Traders were also watching a powerful blizzard in the northeastern United States that could drop up to three feet (nearly one meter) of snow from Friday to Saturday and bring travel to a halt.
Motorists, mindful of the severe fuel disruptions after last year’s Hurricane Sandy, rushed to buy gasoline, leading to some shortages in parts of New York City.
U.S. heating oil futures rose to near $3.24 a gallon.
“We’re seeing a big move in heating oil ahead of the storm,” said Phil Flynn, analyst at Price Futures Group in Chicago.
“The distillate (diesel, heating oil and jet fuel) supply situation may be helped by all the flights being cancelled and gasoline demand may be lower with people staying home,” Flynn added.

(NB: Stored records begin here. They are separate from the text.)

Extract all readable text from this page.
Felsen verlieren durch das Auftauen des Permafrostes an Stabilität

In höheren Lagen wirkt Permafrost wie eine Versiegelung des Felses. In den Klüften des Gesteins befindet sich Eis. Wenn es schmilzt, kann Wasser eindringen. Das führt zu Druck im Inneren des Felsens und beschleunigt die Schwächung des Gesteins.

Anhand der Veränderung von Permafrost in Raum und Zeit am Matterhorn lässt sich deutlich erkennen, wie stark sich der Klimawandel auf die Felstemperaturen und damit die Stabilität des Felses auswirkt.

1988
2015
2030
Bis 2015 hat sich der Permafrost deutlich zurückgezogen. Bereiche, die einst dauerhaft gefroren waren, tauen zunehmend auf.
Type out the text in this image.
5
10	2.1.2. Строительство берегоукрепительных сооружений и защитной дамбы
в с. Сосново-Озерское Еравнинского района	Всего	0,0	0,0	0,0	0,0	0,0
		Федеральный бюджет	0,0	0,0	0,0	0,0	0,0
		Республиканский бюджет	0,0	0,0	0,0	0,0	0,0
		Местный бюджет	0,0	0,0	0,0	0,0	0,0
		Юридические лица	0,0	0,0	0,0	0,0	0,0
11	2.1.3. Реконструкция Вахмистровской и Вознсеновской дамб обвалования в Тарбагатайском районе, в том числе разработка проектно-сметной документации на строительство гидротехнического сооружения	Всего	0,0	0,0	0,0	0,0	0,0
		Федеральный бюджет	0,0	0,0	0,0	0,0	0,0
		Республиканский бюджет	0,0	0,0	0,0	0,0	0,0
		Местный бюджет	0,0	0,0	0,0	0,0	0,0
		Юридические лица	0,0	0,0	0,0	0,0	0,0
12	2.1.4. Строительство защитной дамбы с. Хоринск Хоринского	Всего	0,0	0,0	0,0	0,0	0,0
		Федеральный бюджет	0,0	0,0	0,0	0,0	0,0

China’s trade data for January showed a surge in exports and imports that confirmed a rebound in the world’s second-biggest economy.
China’s crude oil imports last month rose 7.4 percent from a year earlier to 5.92 million barrels per day, the third-highest daily rate on record, official data showed, as refineries ramped up production ahead of the Lunar New Year.
Oil was also supported by tensions in the Middle East and enduring worries about oil supply from the region.
Iranian supreme leader Ayatollah Ali Khamenei on Thursday rejected a U.S. offer for bilateral talks, compounding concern about the most prominent oil market risk factor.
Currently, U.S.-Iran contact is limited to talks between Tehran and a so-called P5+1 group of powers on Iran’s disputed nuclear programme that are to resume on February 26 in Kazakhstan.
Supply concerns were exacerbated when attackers blew up Yemen’s main oil export pipeline on Friday, halting the flow of crude, an official working for the state-run Safer oil company said.